突然、母、皐月(さつき)から「夜逃げをすることになった」と伝えられた松前緒花(まつまえ・おはな)。 母親から手渡されたのは“喜翆荘”(きっすいそう)という名と、電話番号が書かれた一枚の紙切れだけ。 住み慣れた街、母親、そしてクラスメイトの種村孝一(たねむら・こういち)に別れを告げ、 まだ出会ったことのない祖母がいる街で暮らすことになった緒花は、 海岸線を走る列車からの景色を見ながら、これから始まる新たな生活に思いをはせるのだった。
「従業員として働きながら高校に通うこと」と、祖母である四十万スイ(しじま・すい)から厳しく言われ、 スイが経営する温泉旅館“喜翆荘”で、新たな生活を歩み始めた緒花。 それは思い描いていた生活とはほど遠い世界だった。 だが彼女は、板前見習いとして住み込みで働く鶴来民子(つるぎ・みんこ)や 同じ仲居の押水菜子(おしみず・なこ)をはじめ、喜翆荘で働く従業員たちと打ち解けようと孤軍奮闘。 しかしその頑張りが裏目に出てしまう。
“喜翆荘”で長逗留をしている売れない小説家、次郎丸太郎(じろうまる・たろう)。 彼の書きかけの原稿をゴミだと勘違いして捨ててしまった緒花は、 次の朝、まかないの支度途中に姿を消してしまう。 「東京に帰ってしまったのでは?」と心配する従業員たち。 しかしスイは、そんな彼らを横目に旅館の大掃除を命じる。 掃除のため次郎丸の部屋に向かった菜子だったが、 次郎丸に、かたくなに掃除、そして部屋に入られることを拒まれてしまうのだが……。
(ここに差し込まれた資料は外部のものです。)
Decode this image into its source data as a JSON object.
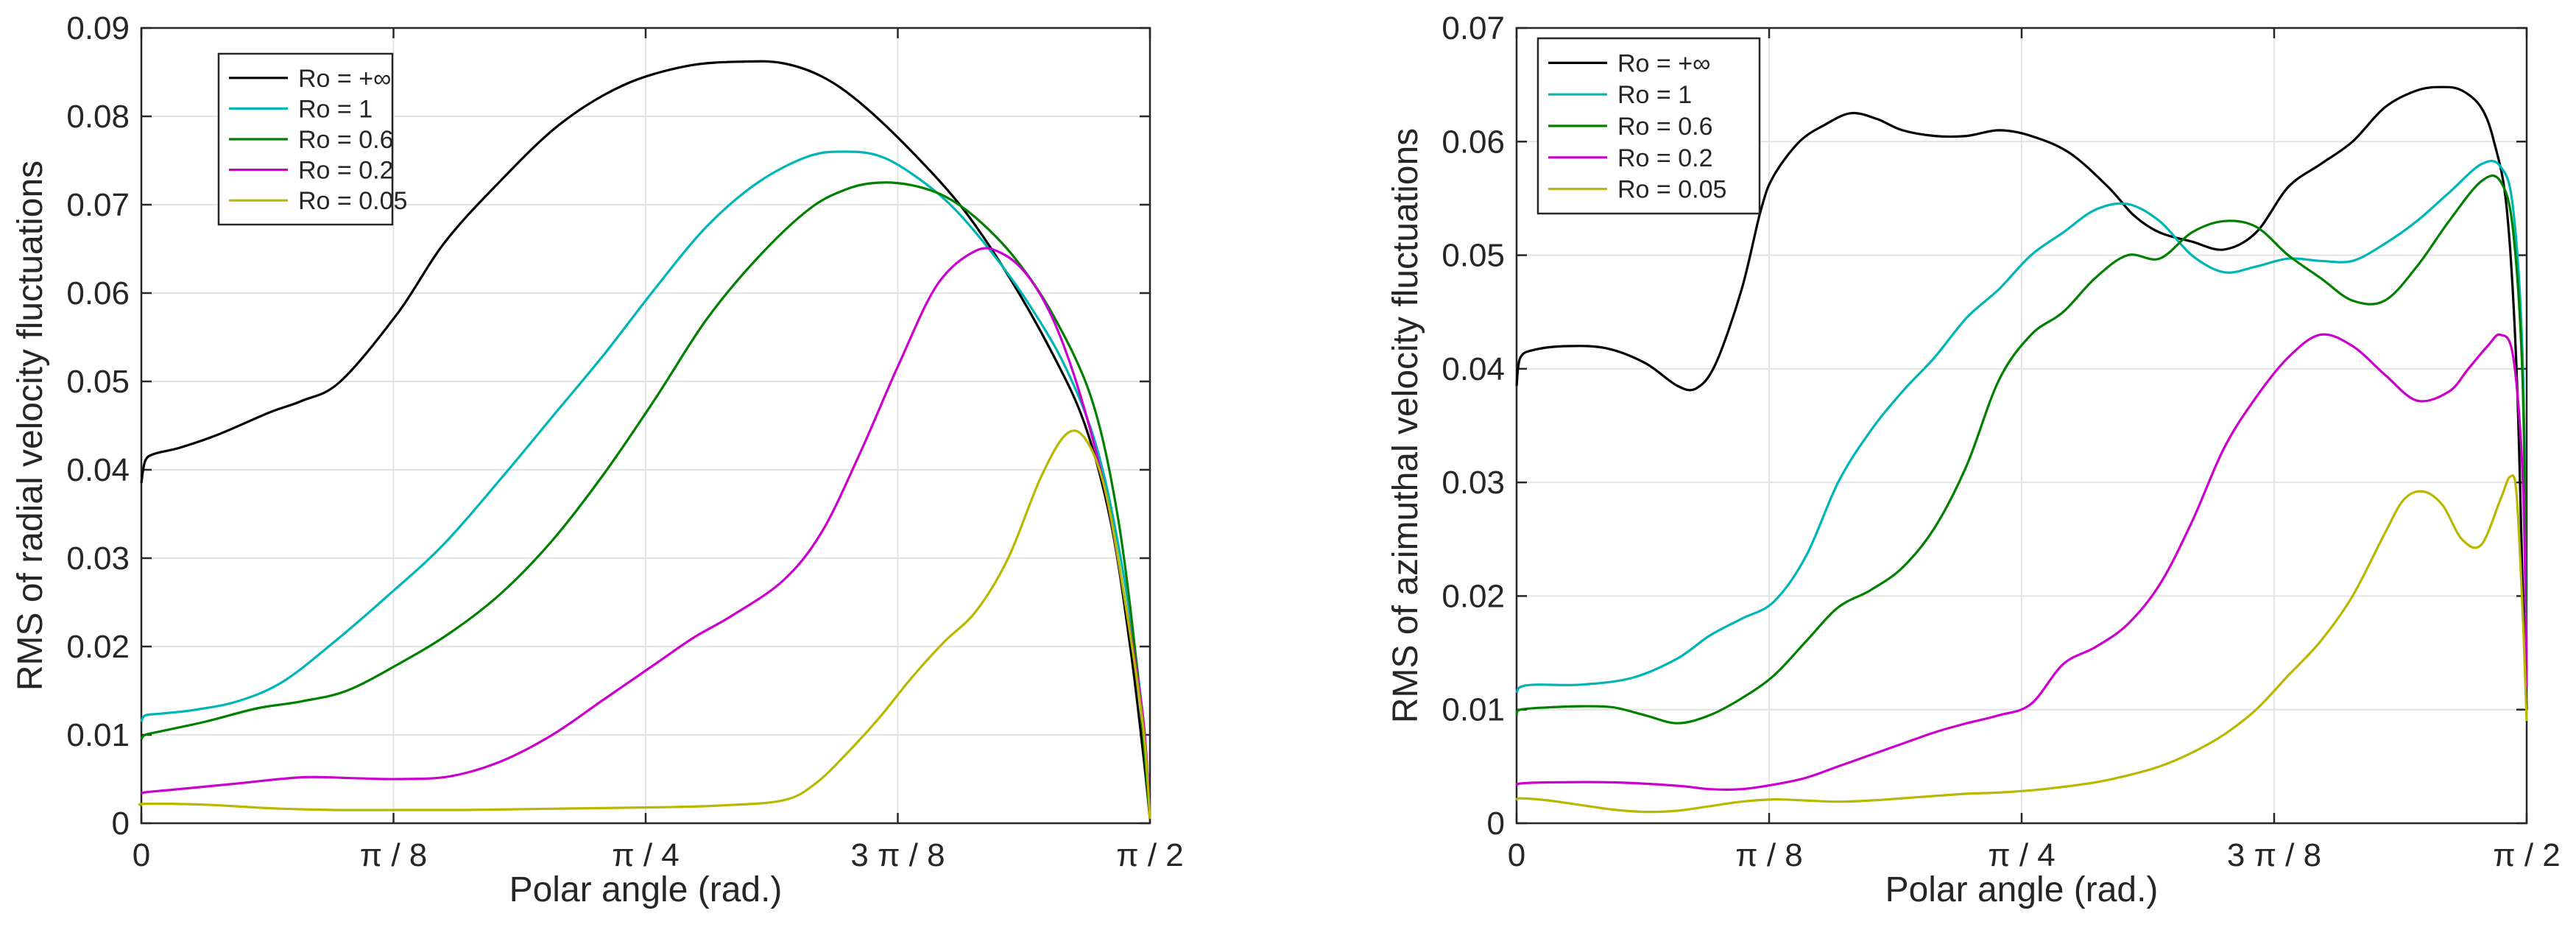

民子、菜子と同じ学校に通うことになった緒花。 東京から来たということで女生徒たちには質問攻めに、 実は男子に人気のある民子と一緒に住んでいるということで、 男子生徒からは興奮気味に詰め寄られる。 その勢いに戸惑う緒花を救ったのは、クラスメイトであり、 有名温泉旅館“福屋”(ふくや)の一人娘である和倉結名(わくら・ゆいな)だった。 にぎやかにスタートした緒花の学校生活だが、 校舎裏で男子生徒から告白を受けている民子の姿を目撃する。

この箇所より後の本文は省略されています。